We aim to provide easy web UI access to each old contract for at least 3 months so orders / balances in the old contract can be cancelled, withdrawn or inspected. The contract itself is unstoppable - clients can continue to use the old contract via other interfaces.
The AMIS Dex exchange contract has no notion of sign-up, approval, or indeed KYC in its current state; however due to regulatory constraints we decided to develop a similar ecosystem which would enforce KYC/AML procedures. This new ecosystem is not ready yet, its conception relies on the current release which will evolve for the purpose of experimental code improvement and to better cope with legal and regulation requirements.
However, we ask that our beta tester(s) do :
- act honestly in dealings with other market participants;
- act fairly, dealing with other market participants in a consistent and appropriately transparent manner;
- act with integrity, avoiding questionable practices and behaviours;
- act cautiously, aware that some other market particpants may not follow these guidelines.
Terms and Conditions
The AMIS Exchange Solidity Contracts, Web UI, and software libraries (“the Dapp”) are provided “as is”, without warranty of any kind, express or implied, including but not limited to the warranties of merchantability, fitness for a particular purpose and noninfringement.
In no event shall the authors or copyright holders (“the software suppliers”) be liable for any claim, damages or other liability, whether in an action of contract, tort or otherwise, arising from, out of or in connection with the Dapp or the use or other dealings in the Dapp.
The Dapp should be considered its own autonomous entity as far as permitted by law - it is your responsiblity to study its likely behaviour before interacting with it, including taking into account that the actual behaviour of the compiled contract in a real Ethereum node may differ from the assumed behaviour based on the apparent intent of the Solidity source code, or differ from the trading rules in this page.
The Dapp contracts will live as long as the Ethereum blockchain, but no warranty is given that the AMIS Exchange website will continue to provide access to the contracts.
The software suppliers are unable to and will not cancel, undo, or make good any erroneous trades - all trades are final, even in the case of palpable errors made by market participants or the software suppliers themselves.

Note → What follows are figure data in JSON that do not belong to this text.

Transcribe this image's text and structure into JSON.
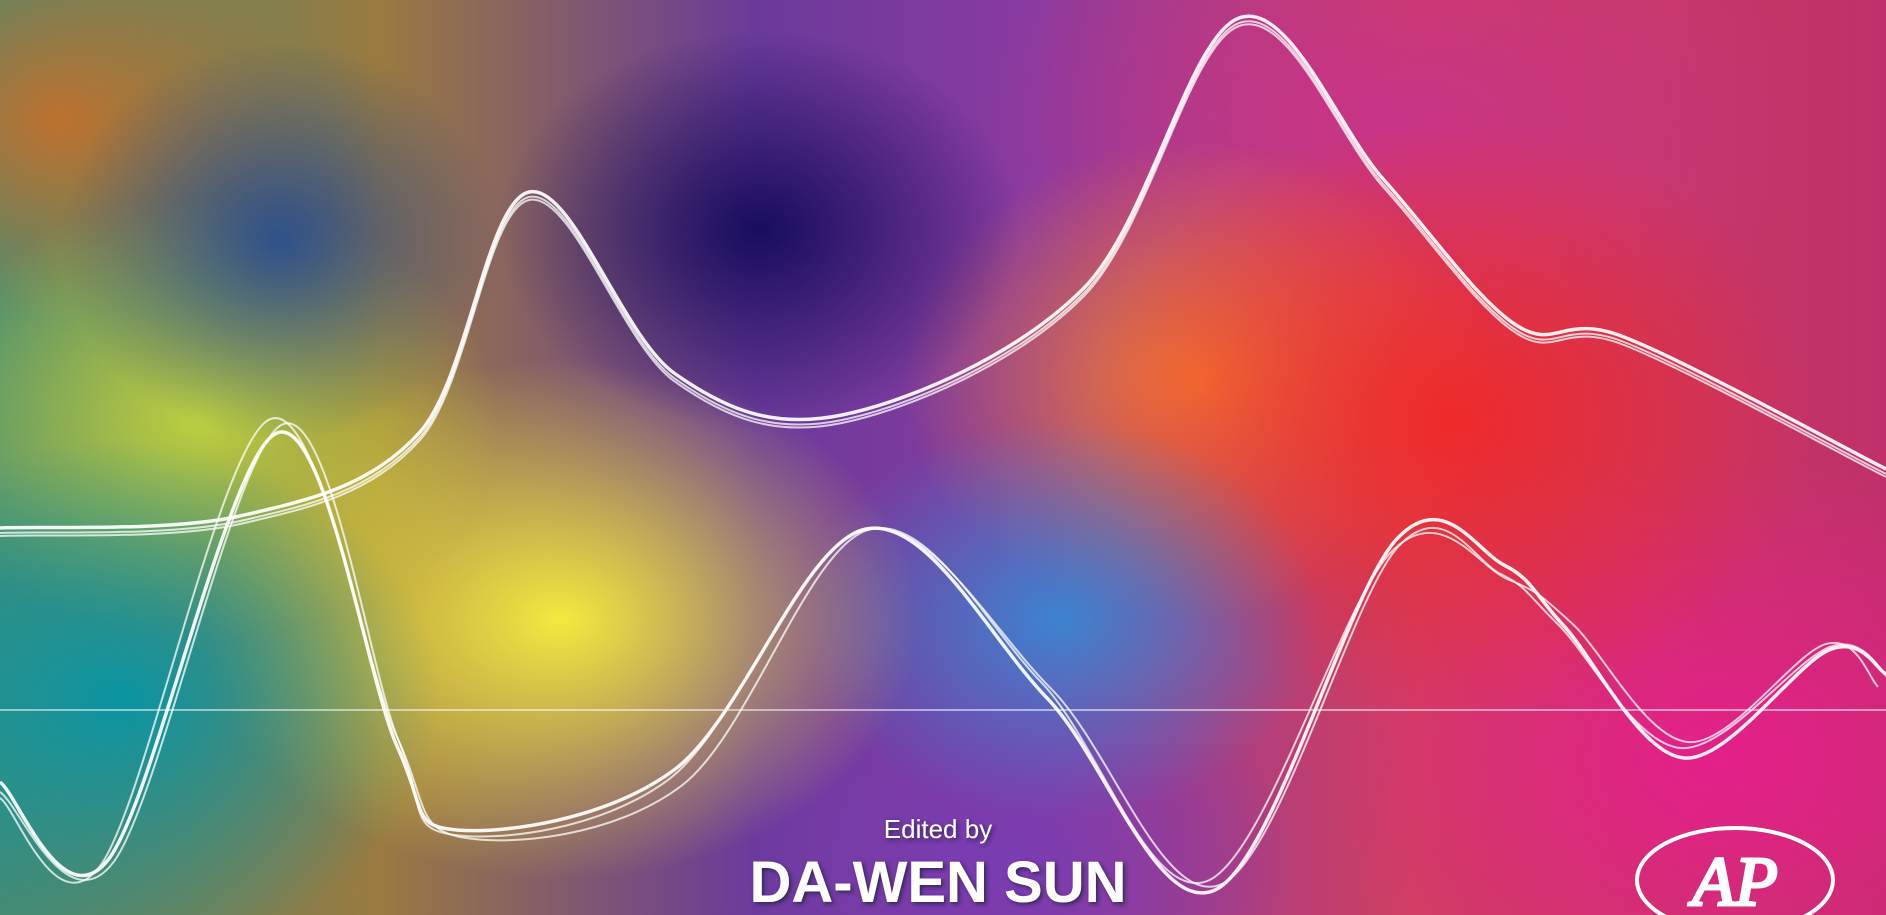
{
  "cover": {
    "editor_prefix": "Edited by",
    "editor_name": "DA-WEN SUN",
    "publisher_logo": "AP"
  }
}
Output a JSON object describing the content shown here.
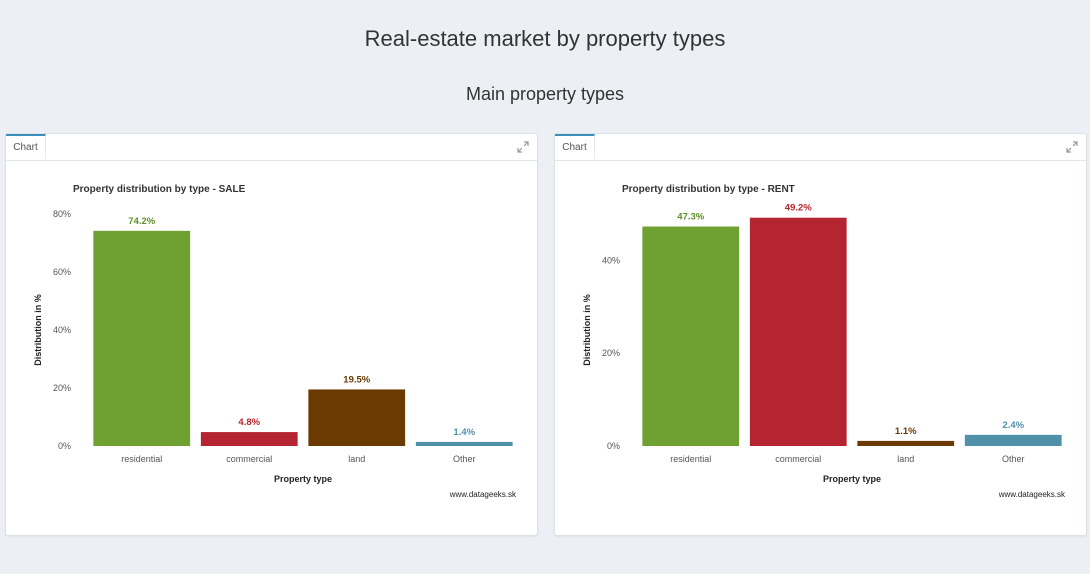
{
  "header": {
    "title": "Real-estate market by property types",
    "subtitle": "Main property types"
  },
  "panels": [
    {
      "tab_label": "Chart",
      "expand_icon": "expand-icon"
    },
    {
      "tab_label": "Chart",
      "expand_icon": "expand-icon"
    }
  ],
  "chart_data": [
    {
      "type": "bar",
      "title": "Property distribution by type - SALE",
      "xlabel": "Property type",
      "ylabel": "Distribution in %",
      "categories": [
        "residential",
        "commercial",
        "land",
        "Other"
      ],
      "values": [
        74.2,
        4.8,
        19.5,
        1.4
      ],
      "data_labels": [
        "74.2%",
        "4.8%",
        "19.5%",
        "1.4%"
      ],
      "colors": [
        "#6ea132",
        "#b52531",
        "#6b3a02",
        "#4f91a8"
      ],
      "label_colors": [
        "#5d8f2a",
        "#b52531",
        "#6b3a02",
        "#4f91a8"
      ],
      "yticks": [
        0,
        20,
        40,
        60,
        80
      ],
      "ytick_labels": [
        "0%",
        "20%",
        "40%",
        "60%",
        "80%"
      ],
      "ylim": [
        0,
        80
      ],
      "grid": false,
      "caption": "www.datageeks.sk"
    },
    {
      "type": "bar",
      "title": "Property distribution by type - RENT",
      "xlabel": "Property type",
      "ylabel": "Distribution in %",
      "categories": [
        "residential",
        "commercial",
        "land",
        "Other"
      ],
      "values": [
        47.3,
        49.2,
        1.1,
        2.4
      ],
      "data_labels": [
        "47.3%",
        "49.2%",
        "1.1%",
        "2.4%"
      ],
      "colors": [
        "#6ea132",
        "#b52531",
        "#6b3a02",
        "#4f91a8"
      ],
      "label_colors": [
        "#5d8f2a",
        "#b52531",
        "#6b3a02",
        "#4f91a8"
      ],
      "yticks": [
        0,
        20,
        40
      ],
      "ytick_labels": [
        "0%",
        "20%",
        "40%"
      ],
      "ylim": [
        0,
        50
      ],
      "grid": false,
      "caption": "www.datageeks.sk"
    }
  ]
}
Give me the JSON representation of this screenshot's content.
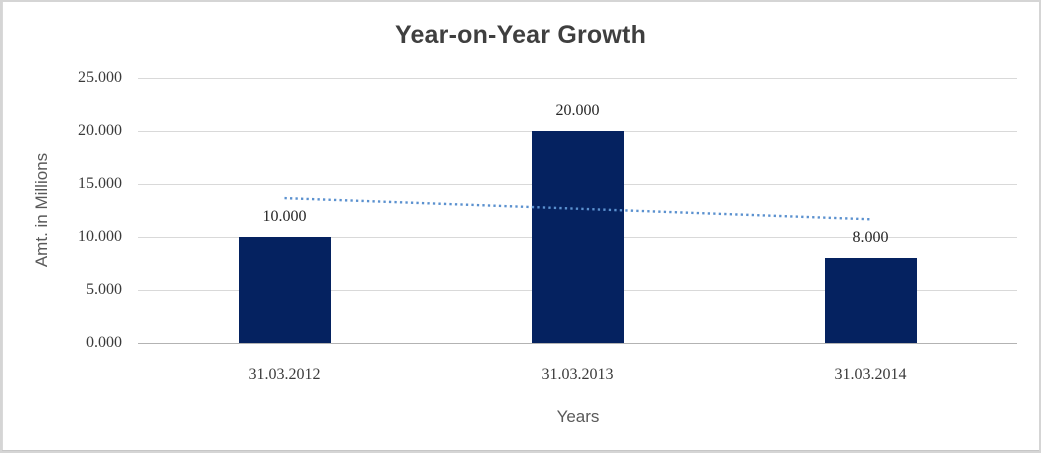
{
  "window": {
    "background": "#ffffff",
    "frame_border_color": "#d5d5d5"
  },
  "chart_data": {
    "type": "bar",
    "title": "Year-on-Year Growth",
    "categories": [
      "31.03.2012",
      "31.03.2013",
      "31.03.2014"
    ],
    "values": [
      10.0,
      20.0,
      8.0
    ],
    "value_labels": [
      "10.000",
      "20.000",
      "8.000"
    ],
    "xlabel": "Years",
    "ylabel": "Amt. in Millions",
    "ylim": [
      0,
      25
    ],
    "yticks": [
      0,
      5,
      10,
      15,
      20,
      25
    ],
    "ytick_labels": [
      "0.000",
      "5.000",
      "10.000",
      "15.000",
      "20.000",
      "25.000"
    ],
    "grid": "horizontal",
    "legend": "none",
    "trendline": {
      "type": "linear",
      "style": "dotted",
      "fitted_values": [
        13.667,
        12.667,
        11.667
      ],
      "color": "#5b91cf"
    },
    "colors": {
      "bar": "#052260",
      "gridline": "#d9d9d9",
      "axis_line": "#b3b3b3",
      "title_text": "#3f3f3f",
      "tick_text": "#3a3a3a",
      "value_label_text": "#262626",
      "axis_title_text": "#595959",
      "trendline": "#5b91cf"
    }
  }
}
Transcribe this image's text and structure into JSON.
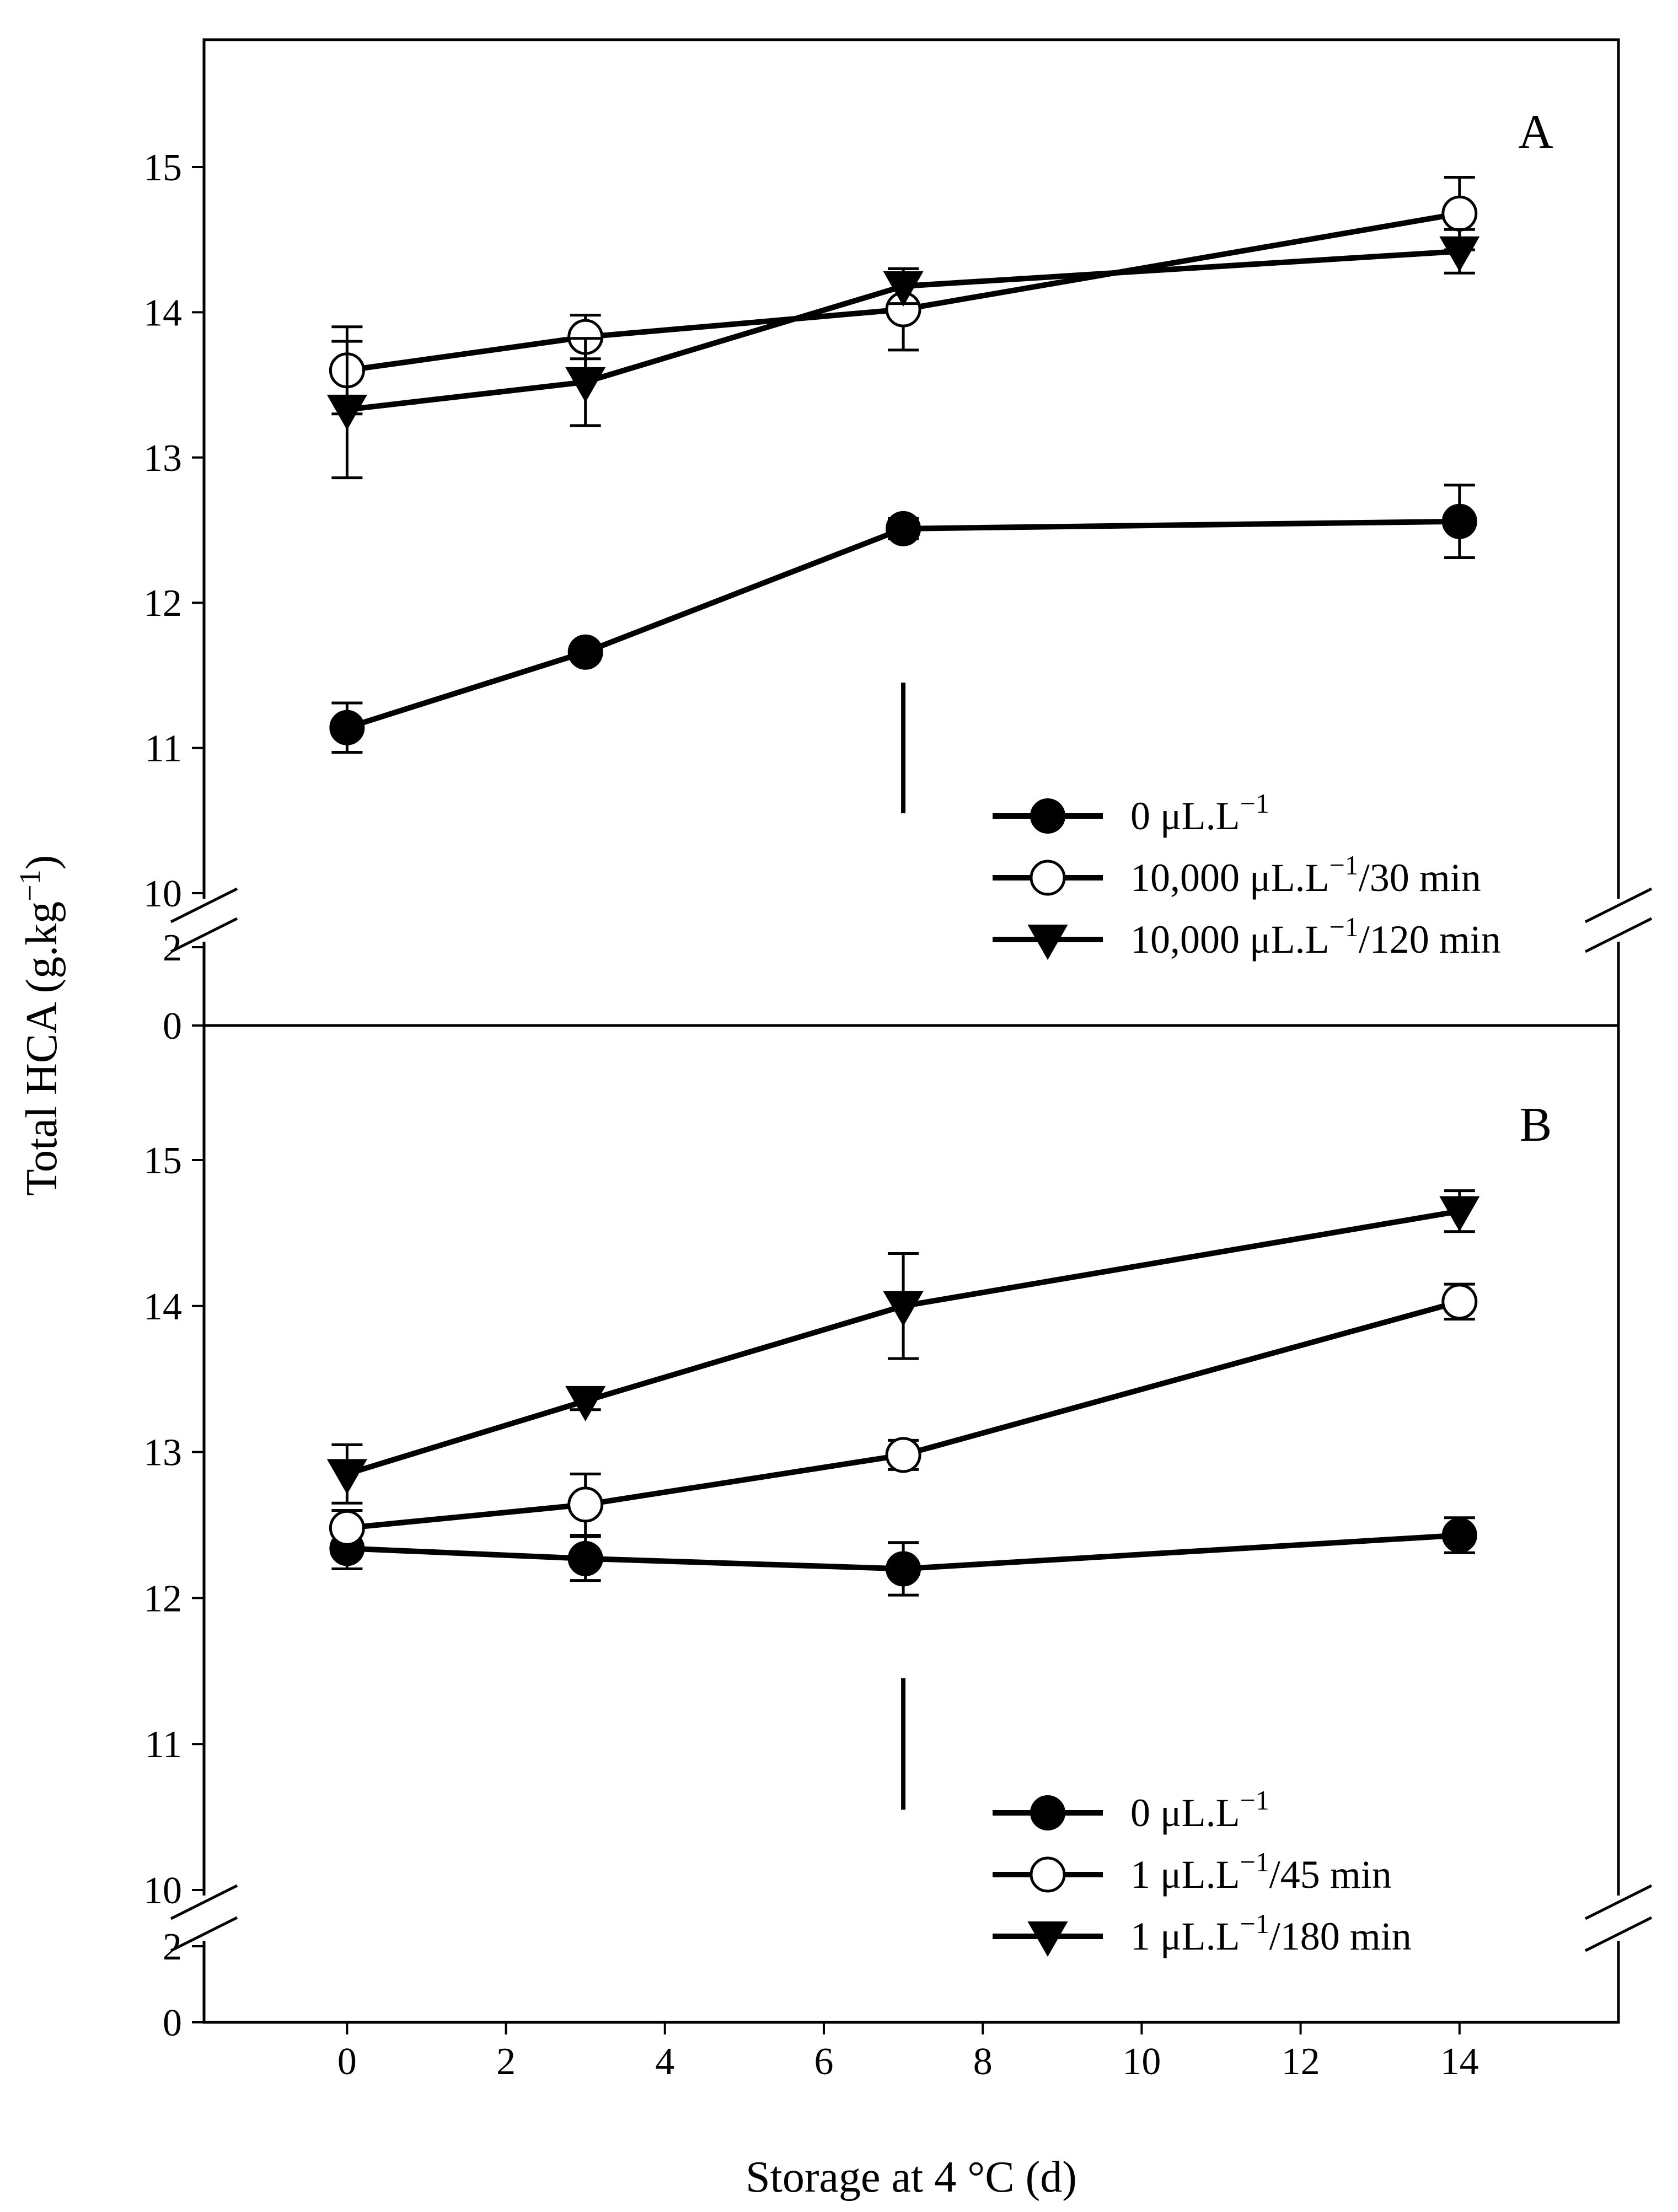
{
  "chart_data": {
    "type": "line",
    "ylabel": "Total HCA (g.kg",
    "ylabel_sup": "−1",
    "ylabel_close": ")",
    "xlabel": "Storage at 4 °C (d)",
    "x_ticks": [
      "0",
      "2",
      "4",
      "6",
      "8",
      "10",
      "12",
      "14"
    ],
    "xlim": [
      -1.8,
      16
    ],
    "panels": [
      {
        "id": "A",
        "label": "A",
        "y_ticks_upper": [
          "11",
          "12",
          "13",
          "14",
          "15"
        ],
        "y_tick_break_top": "10",
        "y_ticks_lower": [
          "2",
          "0"
        ],
        "ylim_upper": [
          10,
          16
        ],
        "ylim_lower": [
          0,
          2
        ],
        "significance_bar_x": 7,
        "series": [
          {
            "name": "0",
            "legend_label": "0 μL.L",
            "legend_sup": "−1",
            "legend_suffix": "",
            "marker": "filled-circle",
            "x": [
              0,
              3,
              7,
              14
            ],
            "values": [
              11.14,
              11.66,
              12.51,
              12.56
            ],
            "errors": [
              0.17,
              0.05,
              0.07,
              0.25
            ]
          },
          {
            "name": "10000-30",
            "legend_label": "10,000 μL.L",
            "legend_sup": "−1",
            "legend_suffix": "/30 min",
            "marker": "open-circle",
            "x": [
              0,
              3,
              7,
              14
            ],
            "values": [
              13.6,
              13.83,
              14.02,
              14.68
            ],
            "errors": [
              0.3,
              0.15,
              0.28,
              0.25
            ]
          },
          {
            "name": "10000-120",
            "legend_label": "10,000 μL.L",
            "legend_sup": "−1",
            "legend_suffix": "/120 min",
            "marker": "filled-triangle-down",
            "x": [
              0,
              3,
              7,
              14
            ],
            "values": [
              13.33,
              13.52,
              14.18,
              14.42
            ],
            "errors": [
              0.47,
              0.3,
              0.12,
              0.15
            ]
          }
        ]
      },
      {
        "id": "B",
        "label": "B",
        "y_ticks_upper": [
          "11",
          "12",
          "13",
          "14",
          "15"
        ],
        "y_tick_break_top": "10",
        "y_ticks_lower": [
          "2",
          "0"
        ],
        "ylim_upper": [
          10,
          16
        ],
        "ylim_lower": [
          0,
          2
        ],
        "significance_bar_x": 7,
        "series": [
          {
            "name": "0",
            "legend_label": "0 μL.L",
            "legend_sup": "−1",
            "legend_suffix": "",
            "marker": "filled-circle",
            "x": [
              0,
              3,
              7,
              14
            ],
            "values": [
              12.34,
              12.27,
              12.2,
              12.43
            ],
            "errors": [
              0.14,
              0.15,
              0.18,
              0.12
            ]
          },
          {
            "name": "1-45",
            "legend_label": "1 μL.L",
            "legend_sup": "−1",
            "legend_suffix": "/45 min",
            "marker": "open-circle",
            "x": [
              0,
              3,
              7,
              14
            ],
            "values": [
              12.48,
              12.64,
              12.98,
              14.03
            ],
            "errors": [
              0.12,
              0.21,
              0.1,
              0.12
            ]
          },
          {
            "name": "1-180",
            "legend_label": "1 μL.L",
            "legend_sup": "−1",
            "legend_suffix": "/180 min",
            "marker": "filled-triangle-down",
            "x": [
              0,
              3,
              7,
              14
            ],
            "values": [
              12.85,
              13.35,
              14.0,
              14.65
            ],
            "errors": [
              0.2,
              0.06,
              0.36,
              0.14
            ]
          }
        ]
      }
    ]
  }
}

The software suppliers are not responsible for the behaviour of other market participants.
The software suppliers do not in any way endorse the suitability of tokens offered for sale on the exchange. Nothing on this website should be taken as financial advice.
By interacting with the Dapp you agree to accept the conditions in this section as well as those listed at ethereum.org/agreement.